The Students of ’68 (see video for the University of Washington) paved the way for more Latino students to pursue higher education. Proyecto Saber, a dropout prevention program started for the Seattle public schools in 1975, was based out of Chief Sealth High School. Places like Casa Latina today offer English language classes, among other programs. Bilingual schools such as Holy Family School offer classes in English and Spanish.
Los estudiantes del ‘68 (ver video de la Universidad de Washington) abrieron brecha para que más estudiantes latinos buscarán alcanzar una educación superior. Proyecto Saber, un programa de prevención de deserción iniciado por las escuelas públicas de Seattle en 1975, de base en la Escuela Superior Chief Sealth. Hoy en día, lugares como Casa Latina ofrecen clases de Inglés a la par de otros programas de apoyo. Escuelas bilingües como Holy Family ofrecen clases en Inglés y Español.
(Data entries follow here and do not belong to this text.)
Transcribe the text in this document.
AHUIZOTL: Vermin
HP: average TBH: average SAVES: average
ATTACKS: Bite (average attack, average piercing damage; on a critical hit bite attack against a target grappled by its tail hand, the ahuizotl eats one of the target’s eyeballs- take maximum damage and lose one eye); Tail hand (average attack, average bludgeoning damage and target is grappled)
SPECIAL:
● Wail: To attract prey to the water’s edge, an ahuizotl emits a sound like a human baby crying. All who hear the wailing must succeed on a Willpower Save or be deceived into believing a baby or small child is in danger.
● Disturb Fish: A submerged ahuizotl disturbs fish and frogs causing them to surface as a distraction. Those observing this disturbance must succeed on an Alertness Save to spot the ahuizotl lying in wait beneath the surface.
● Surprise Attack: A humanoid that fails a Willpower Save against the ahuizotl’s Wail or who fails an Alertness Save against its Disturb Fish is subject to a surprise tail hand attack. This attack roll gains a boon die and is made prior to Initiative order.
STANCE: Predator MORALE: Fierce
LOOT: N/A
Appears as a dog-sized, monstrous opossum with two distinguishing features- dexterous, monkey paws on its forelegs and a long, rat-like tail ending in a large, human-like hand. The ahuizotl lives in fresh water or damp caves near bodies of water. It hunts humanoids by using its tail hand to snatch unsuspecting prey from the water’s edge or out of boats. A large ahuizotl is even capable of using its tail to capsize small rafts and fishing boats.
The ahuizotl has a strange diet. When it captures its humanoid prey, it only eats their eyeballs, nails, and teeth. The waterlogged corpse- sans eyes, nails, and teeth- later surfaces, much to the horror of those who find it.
Several significant murals related to Latino heritage are scattered around Seattle, as well as many more examples of street art around various neighborhoods such as South Park. (See Kane Hall/UW, Ethnic Cultural Center at UW, El Centro de la Raza, and video segments.)
Considerable número de murales relativos al patrimonio latino están localizados por todo Seattle, así como muchos más ejemplos de arte urbano alrededor de vecindarios como South Park. (Ver Kane Hall/UV, Ethnic Cultural Center en UW, El Centro de la Raza, y videos).
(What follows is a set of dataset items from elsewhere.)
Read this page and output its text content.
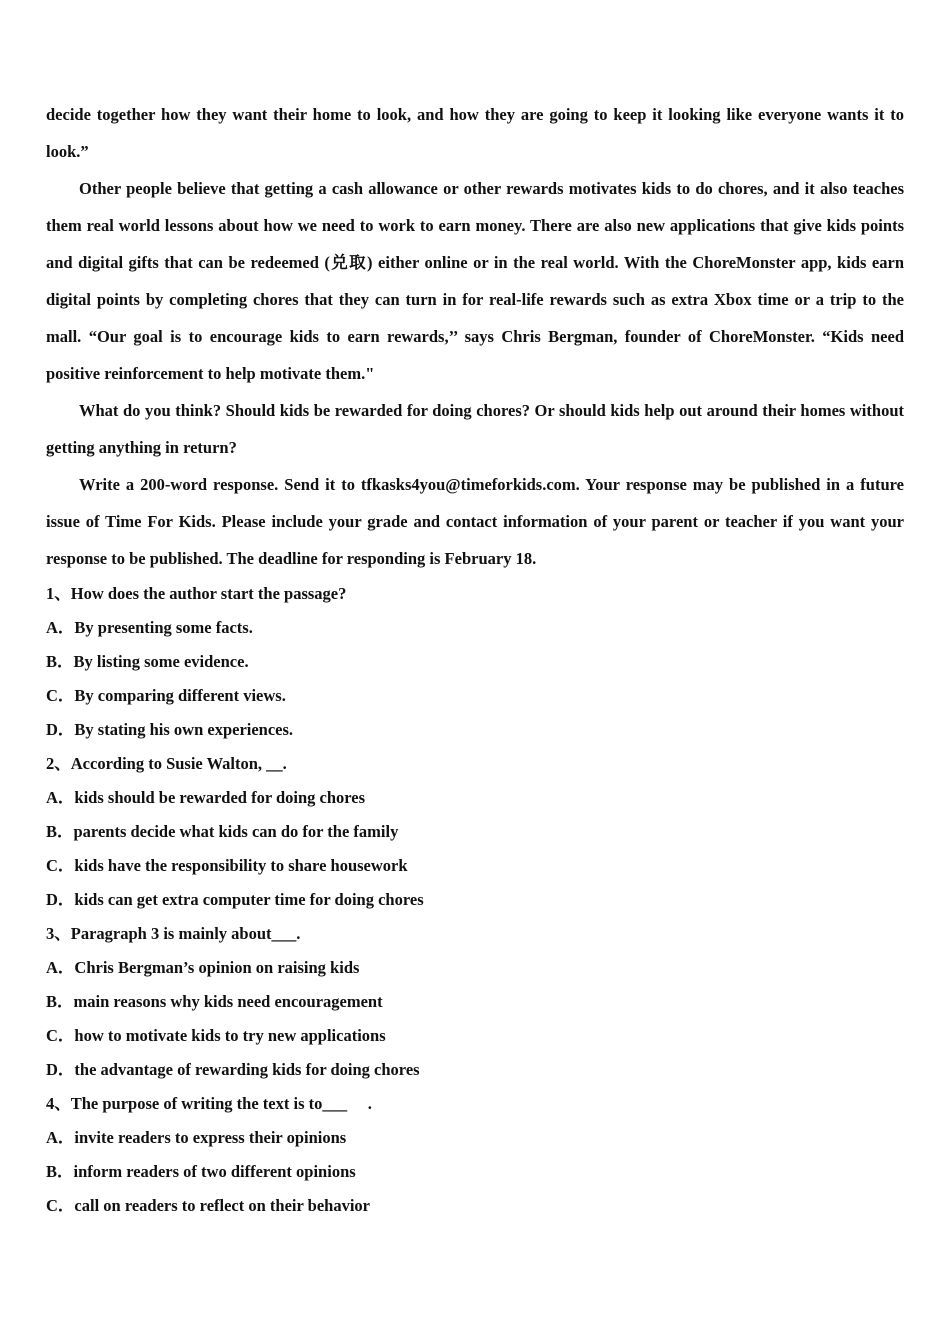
decide together how they want their home to look, and how they are going to keep it looking like everyone wants it to look.”

Other people believe that getting a cash allowance or other rewards motivates kids to do chores, and it also teaches them real world lessons about how we need to work to earn money. There are also new applications that give kids points and digital gifts that can be redeemed (兑取) either online or in the real world. With the ChoreMonster app, kids earn digital points by completing chores that they can turn in for real-life rewards such as extra Xbox time or a trip to the mall. “Our goal is to encourage kids to earn rewards,’’ says Chris Bergman, founder of ChoreMonster. “Kids need positive reinforcement to help motivate them."

What do you think? Should kids be rewarded for doing chores? Or should kids help out around their homes without getting anything in return?

Write a 200-word response. Send it to tfkasks4you@timeforkids.com. Your response may be published in a future issue of Time For Kids. Please include your grade and contact information of your parent or teacher if you want your response to be published. The deadline for responding is February 18.

1、How does the author start the passage?

A．By presenting some facts.

B．By listing some evidence.

C．By comparing different views.

D．By stating his own experiences.

2、According to Susie Walton, __.

A．kids should be rewarded for doing chores

B．parents decide what kids can do for the family

C．kids have the responsibility to share housework

D．kids can get extra computer time for doing chores

3、Paragraph 3 is mainly about___.

A．Chris Bergman’s opinion on raising kids

B．main reasons why kids need encouragement

C．how to motivate kids to try new applications

D．the advantage of rewarding kids for doing chores

4、The purpose of writing the text is to___ 　.

A．invite readers to express their opinions

B．inform readers of two different opinions

C．call on readers to reflect on their behavior
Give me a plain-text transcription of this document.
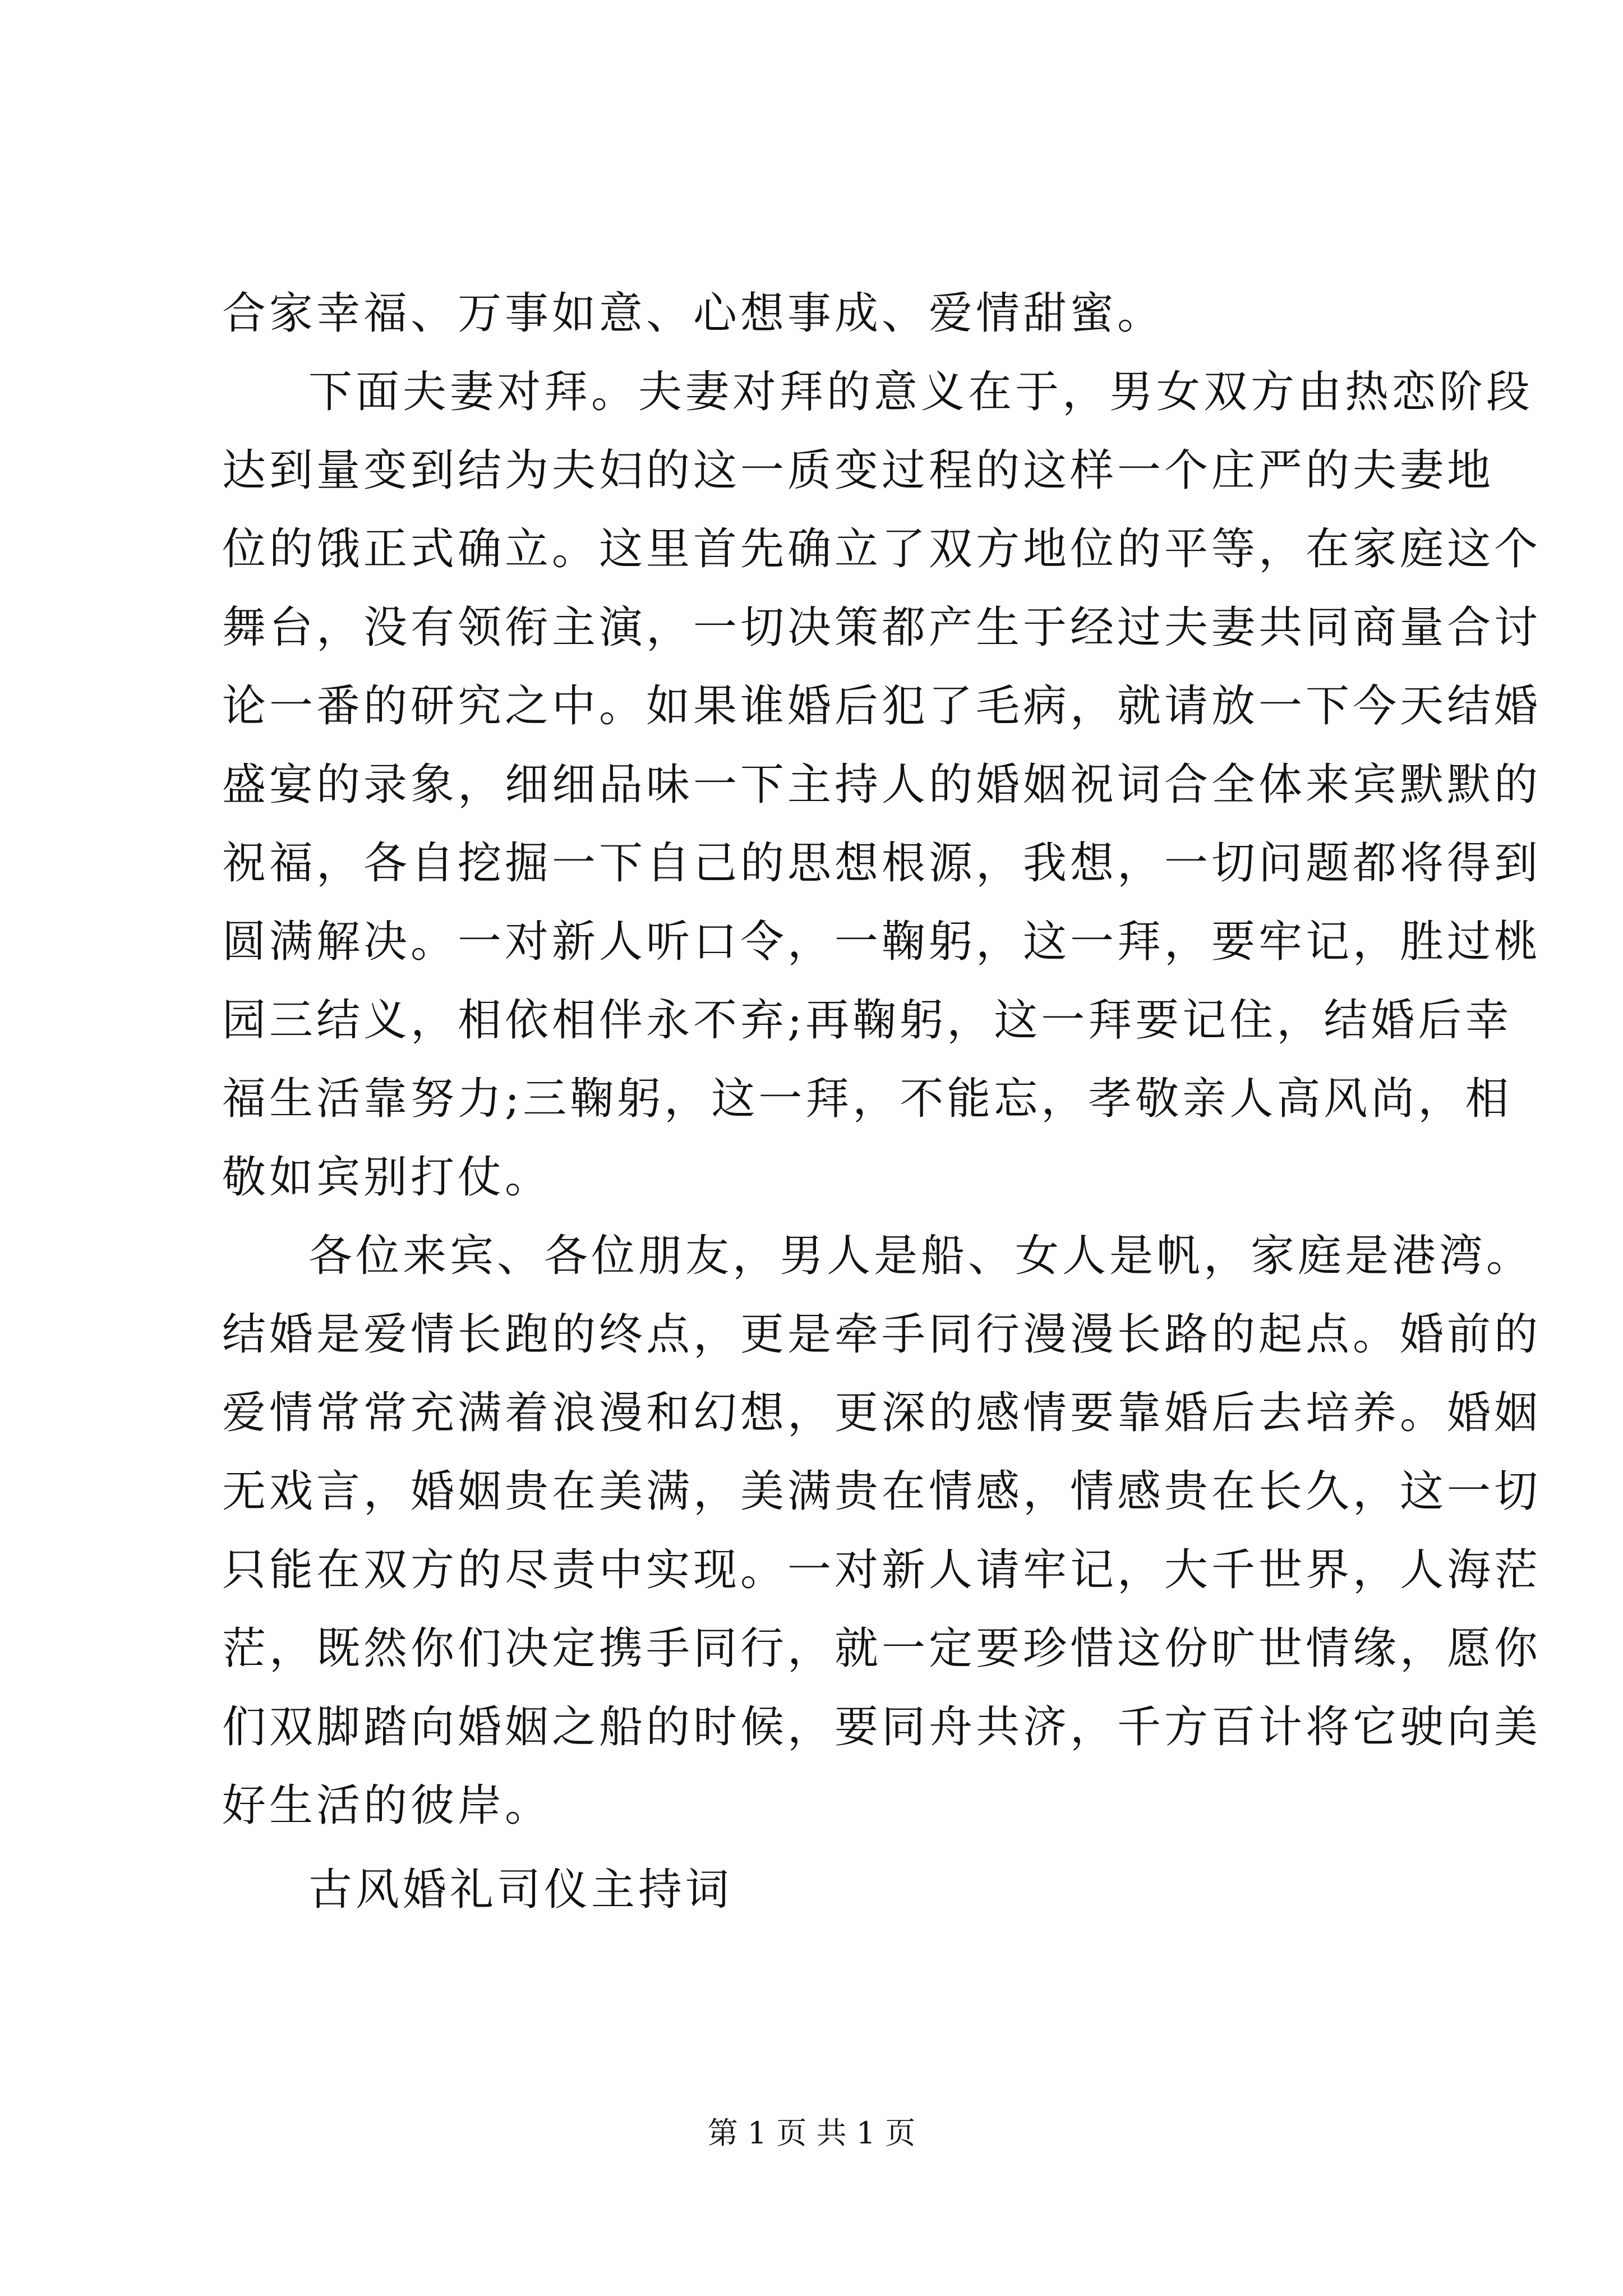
合家幸福、万事如意、心想事成、爱情甜蜜。
下面夫妻对拜。夫妻对拜的意义在于，男女双方由热恋阶段
达到量变到结为夫妇的这一质变过程的这样一个庄严的夫妻地
位的饿正式确立。这里首先确立了双方地位的平等，在家庭这个
舞台，没有领衔主演，一切决策都产生于经过夫妻共同商量合讨
论一番的研究之中。如果谁婚后犯了毛病，就请放一下今天结婚
盛宴的录象，细细品味一下主持人的婚姻祝词合全体来宾默默的
祝福，各自挖掘一下自己的思想根源，我想，一切问题都将得到
圆满解决。一对新人听口令，一鞠躬，这一拜，要牢记，胜过桃
园三结义，相依相伴永不弃;再鞠躬，这一拜要记住，结婚后幸
福生活靠努力;三鞠躬，这一拜，不能忘，孝敬亲人高风尚，相
敬如宾别打仗。
各位来宾、各位朋友，男人是船、女人是帆，家庭是港湾。
结婚是爱情长跑的终点，更是牵手同行漫漫长路的起点。婚前的
爱情常常充满着浪漫和幻想，更深的感情要靠婚后去培养。婚姻
无戏言，婚姻贵在美满，美满贵在情感，情感贵在长久，这一切
只能在双方的尽责中实现。一对新人请牢记，大千世界，人海茫
茫，既然你们决定携手同行，就一定要珍惜这份旷世情缘，愿你
们双脚踏向婚姻之船的时候，要同舟共济，千方百计将它驶向美
好生活的彼岸。
古风婚礼司仪主持词
第 1 页 共 1 页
Social Justice & Civil Rights/Justicia Social & Derechos Civiles.
Seattle has a strong history of Latino leaders who have formed prominent organizations such as Sea Mar, El Centro de la Raza, and Casa Latina. All of these serve as models for social justice, civil/labor/immigrant rights and health care services.
Seattle tiene una fuerte historia de líderes latinos que han formado organizaciones prominentes como Sea Mar, El Centro de la Raza y Casa Latina. Todos estos, modelos de justicia social, derechos civiles /laborales/migrantes y servicios de atención médica.
Churches can be anchor points for communities, and several churches in the Seattle area serve as cultural havens for Latinos. The churches here selected all offer masses in Spanish and some flavor of Central or South America.
Las iglesias pueden ser ancla en una comunidad, y varias iglesias en el área de Seattle sirven como refugios culturales para latinos. Las iglesias aquí seleccionadas ofrecen misas en Español y la atmósfera de Latinoamérica.